To make such a change, Shefali urges that there needs to be a collaborative effort and momentum of women across the world who do think this is important and can come together to look at the investment landscape.

“I loved leaders who didn’t just accept the status quo and didn’t just accept ‘well this is the way it has always been’ because those never change the planet. Those sorts of leaders male or female never change the planet…I’ve always been inspired by leaders who thought ‘well this is great for me but it could be better for those coming behind me so let me shake it up now.’ It must get better for everyone coming behind me and building their careers.”

Giving Back to Empower Women and Young Girls

Shefali has been a board member and advisor for several organizations working to uplift women in technology and STEM. More recently she was a board member for Ada’s List, a women’s technology network where she helped the organization think about how to scale and grow. Ada’s List is a free network for women and non-binary people who work in tech and since its founding, has grown to over 8,000 members organically. It was started at a time when there were few women in tech with the sole purpose of building community and a sense of belonging. It is a visibility platform and marketplace designed to help members collaborate and progress professionally.

“It ended up being a network of women who were able to find a safe space to talk about some of the serious topics that we’ve had over the last couple of years in technology, whether that was discrimination, gender parity, pay parity, having conversations about what to do in the event of things going wrong in an organization or how to get help.”

In addition to Ada’s List, Shefali served as an advisor for Erase All Kittens (E.A.K.), which was founded by two women. Erase All Kittens is an online game that introduces children, especially girls, to computational thinking and professional coding languages. It’s a multi-award-winning game designed to teach young children professional coding skills and effectively inspires girls to code, with 55% of its users being girls.

“We always talk about why there is a disparity in an engineering team between having enough women to men. Invariably you’ll find that it’s a 70/30 split or an 80/20 split to men. The easy answer is always ‘there’s a pipeline problem.’ There isn’t actually, we’re just not looking hard enough to look at the top of the funnel – women entities, women organizations, women at universities or women societies who are teaching STEM – to bring them through the funnel.”

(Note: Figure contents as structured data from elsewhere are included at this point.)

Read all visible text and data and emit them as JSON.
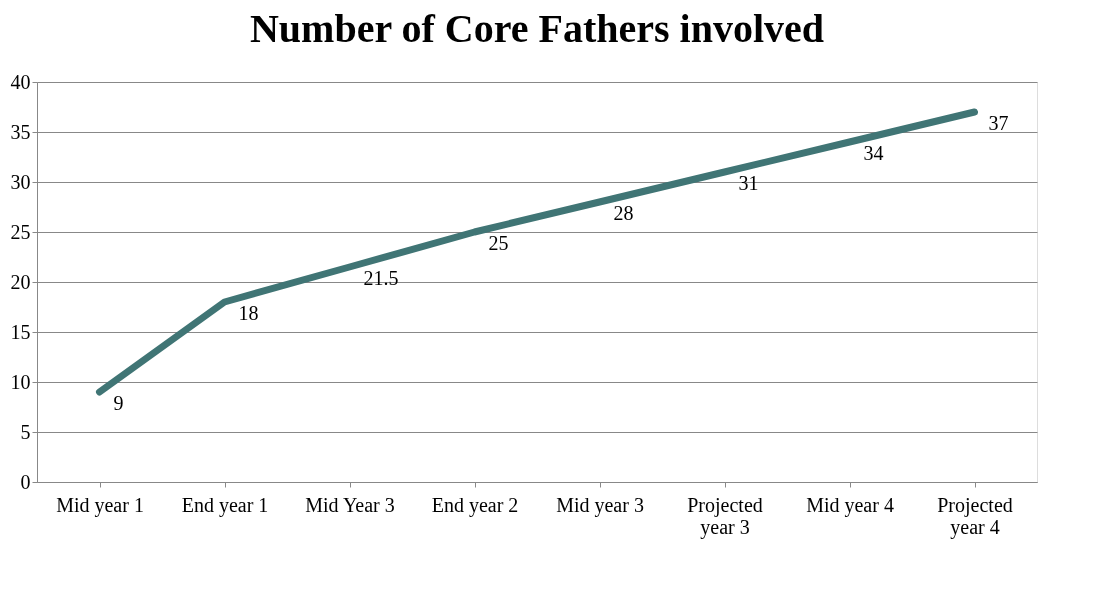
{
  "chart_data": {
    "type": "line",
    "title": "Number of Core Fathers involved",
    "categories": [
      "Mid year 1",
      "End year 1",
      "Mid Year 3",
      "End year 2",
      "Mid year 3",
      "Projected year 3",
      "Mid year 4",
      "Projected year 4"
    ],
    "series": [
      {
        "color": "#407575",
        "values": [
          9,
          18,
          21.5,
          25,
          28,
          31,
          34,
          37
        ]
      }
    ],
    "ylim": [
      0,
      40
    ],
    "yticks": [
      0,
      5,
      10,
      15,
      20,
      25,
      30,
      35,
      40
    ],
    "grid": "y",
    "data_labels": true,
    "marker": "none",
    "line_style": "solid"
  }
}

The two founders of E.A.K. conducted research to identify if it truly is a pipeline problem, where and when the pipeline starts. Research found that it goes back to school-aged children, not young adults. Young children, both boys and girls, are not being taught the seriousness of coding and how coding is a practical skill that can be applied to the workforce. One of the easiest ways to teach this is to gamify it, which E.A.K. has successfully done since 2014.

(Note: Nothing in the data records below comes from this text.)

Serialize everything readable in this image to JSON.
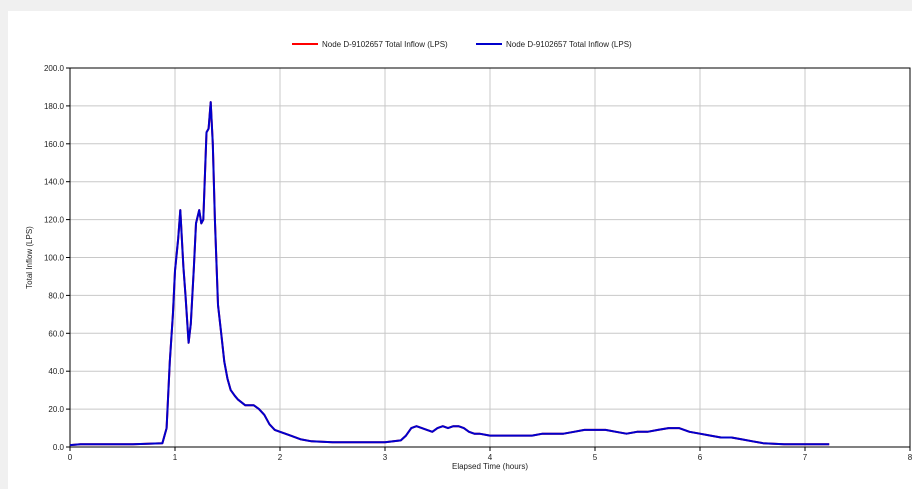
{
  "chart_data": {
    "type": "line",
    "title": "",
    "xlabel": "Elapsed Time (hours)",
    "ylabel": "Total Inflow (LPS)",
    "xlim": [
      0,
      8
    ],
    "ylim": [
      0,
      200
    ],
    "xticks": [
      0,
      1,
      2,
      3,
      4,
      5,
      6,
      7,
      8
    ],
    "xtick_labels": [
      "0",
      "1",
      "2",
      "3",
      "4",
      "5",
      "6",
      "7",
      "8"
    ],
    "yticks": [
      0,
      20,
      40,
      60,
      80,
      100,
      120,
      140,
      160,
      180,
      200
    ],
    "ytick_labels": [
      "0.0",
      "20.0",
      "40.0",
      "60.0",
      "80.0",
      "100.0",
      "120.0",
      "140.0",
      "160.0",
      "180.0",
      "200.0"
    ],
    "grid": true,
    "legend_position": "top-center",
    "series": [
      {
        "name": "Node D-9102657 Total Inflow (LPS)",
        "color": "#ff0000",
        "x": [
          0,
          0.1,
          0.6,
          0.88,
          0.92,
          0.95,
          0.98,
          1.0,
          1.03,
          1.05,
          1.08,
          1.1,
          1.13,
          1.15,
          1.18,
          1.2,
          1.23,
          1.25,
          1.27,
          1.3,
          1.32,
          1.34,
          1.36,
          1.38,
          1.41,
          1.44,
          1.47,
          1.5,
          1.53,
          1.57,
          1.6,
          1.67,
          1.75,
          1.8,
          1.85,
          1.9,
          1.95,
          2.0,
          2.05,
          2.1,
          2.2,
          2.3,
          2.5,
          2.8,
          3.0,
          3.15,
          3.2,
          3.25,
          3.3,
          3.35,
          3.4,
          3.45,
          3.5,
          3.55,
          3.6,
          3.65,
          3.7,
          3.75,
          3.8,
          3.85,
          3.9,
          4.0,
          4.1,
          4.2,
          4.3,
          4.4,
          4.5,
          4.6,
          4.7,
          4.8,
          4.9,
          5.0,
          5.1,
          5.2,
          5.3,
          5.4,
          5.5,
          5.6,
          5.7,
          5.8,
          5.9,
          6.0,
          6.1,
          6.2,
          6.3,
          6.4,
          6.5,
          6.6,
          6.8,
          7.0,
          7.23
        ],
        "y": [
          1,
          1.5,
          1.5,
          2,
          10,
          45,
          70,
          93,
          110,
          125,
          95,
          80,
          55,
          65,
          95,
          118,
          125,
          118,
          120,
          166,
          168,
          182,
          160,
          120,
          75,
          60,
          45,
          36,
          30,
          27,
          25,
          22,
          22,
          20,
          17,
          12,
          9,
          8,
          7,
          6,
          4,
          3,
          2.5,
          2.5,
          2.5,
          3.5,
          6,
          10,
          11,
          10,
          9,
          8,
          10,
          11,
          10,
          11,
          11,
          10,
          8,
          7,
          7,
          6,
          6,
          6,
          6,
          6,
          7,
          7,
          7,
          8,
          9,
          9,
          9,
          8,
          7,
          8,
          8,
          9,
          10,
          10,
          8,
          7,
          6,
          5,
          5,
          4,
          3,
          2,
          1.5,
          1.5,
          1.5
        ]
      },
      {
        "name": "Node D-9102657 Total Inflow (LPS)",
        "color": "#0000cc",
        "x": [
          0,
          0.1,
          0.6,
          0.88,
          0.92,
          0.95,
          0.98,
          1.0,
          1.03,
          1.05,
          1.08,
          1.1,
          1.13,
          1.15,
          1.18,
          1.2,
          1.23,
          1.25,
          1.27,
          1.3,
          1.32,
          1.34,
          1.36,
          1.38,
          1.41,
          1.44,
          1.47,
          1.5,
          1.53,
          1.57,
          1.6,
          1.67,
          1.75,
          1.8,
          1.85,
          1.9,
          1.95,
          2.0,
          2.05,
          2.1,
          2.2,
          2.3,
          2.5,
          2.8,
          3.0,
          3.15,
          3.2,
          3.25,
          3.3,
          3.35,
          3.4,
          3.45,
          3.5,
          3.55,
          3.6,
          3.65,
          3.7,
          3.75,
          3.8,
          3.85,
          3.9,
          4.0,
          4.1,
          4.2,
          4.3,
          4.4,
          4.5,
          4.6,
          4.7,
          4.8,
          4.9,
          5.0,
          5.1,
          5.2,
          5.3,
          5.4,
          5.5,
          5.6,
          5.7,
          5.8,
          5.9,
          6.0,
          6.1,
          6.2,
          6.3,
          6.4,
          6.5,
          6.6,
          6.8,
          7.0,
          7.23
        ],
        "y": [
          1,
          1.5,
          1.5,
          2,
          10,
          45,
          70,
          93,
          110,
          125,
          95,
          80,
          55,
          65,
          95,
          118,
          125,
          118,
          120,
          166,
          168,
          182,
          160,
          120,
          75,
          60,
          45,
          36,
          30,
          27,
          25,
          22,
          22,
          20,
          17,
          12,
          9,
          8,
          7,
          6,
          4,
          3,
          2.5,
          2.5,
          2.5,
          3.5,
          6,
          10,
          11,
          10,
          9,
          8,
          10,
          11,
          10,
          11,
          11,
          10,
          8,
          7,
          7,
          6,
          6,
          6,
          6,
          6,
          7,
          7,
          7,
          8,
          9,
          9,
          9,
          8,
          7,
          8,
          8,
          9,
          10,
          10,
          8,
          7,
          6,
          5,
          5,
          4,
          3,
          2,
          1.5,
          1.5,
          1.5
        ]
      }
    ]
  }
}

Looking Back to Look Ahead

While it’s important to celebrate how far we’ve come, Shefali believes it’s equally as important to recognize the amount of work that must continue. “There’s a ton of work to be done,” says Shefali. “We’re still doing it and we’re still working at it and we have terrific allies in chaps across the world but there’s a tremendous amount to be done and I think it’s important to say that it’s worth it. It’s worth doing the work and it’s worth all of us doing these things so that the women who come after us are going to have extraordinary careers in environments where they get to thrive. There’s a long way to go, but we’ve come a long way so let’s take a moment to celebrate it and enjoy it for what it is.”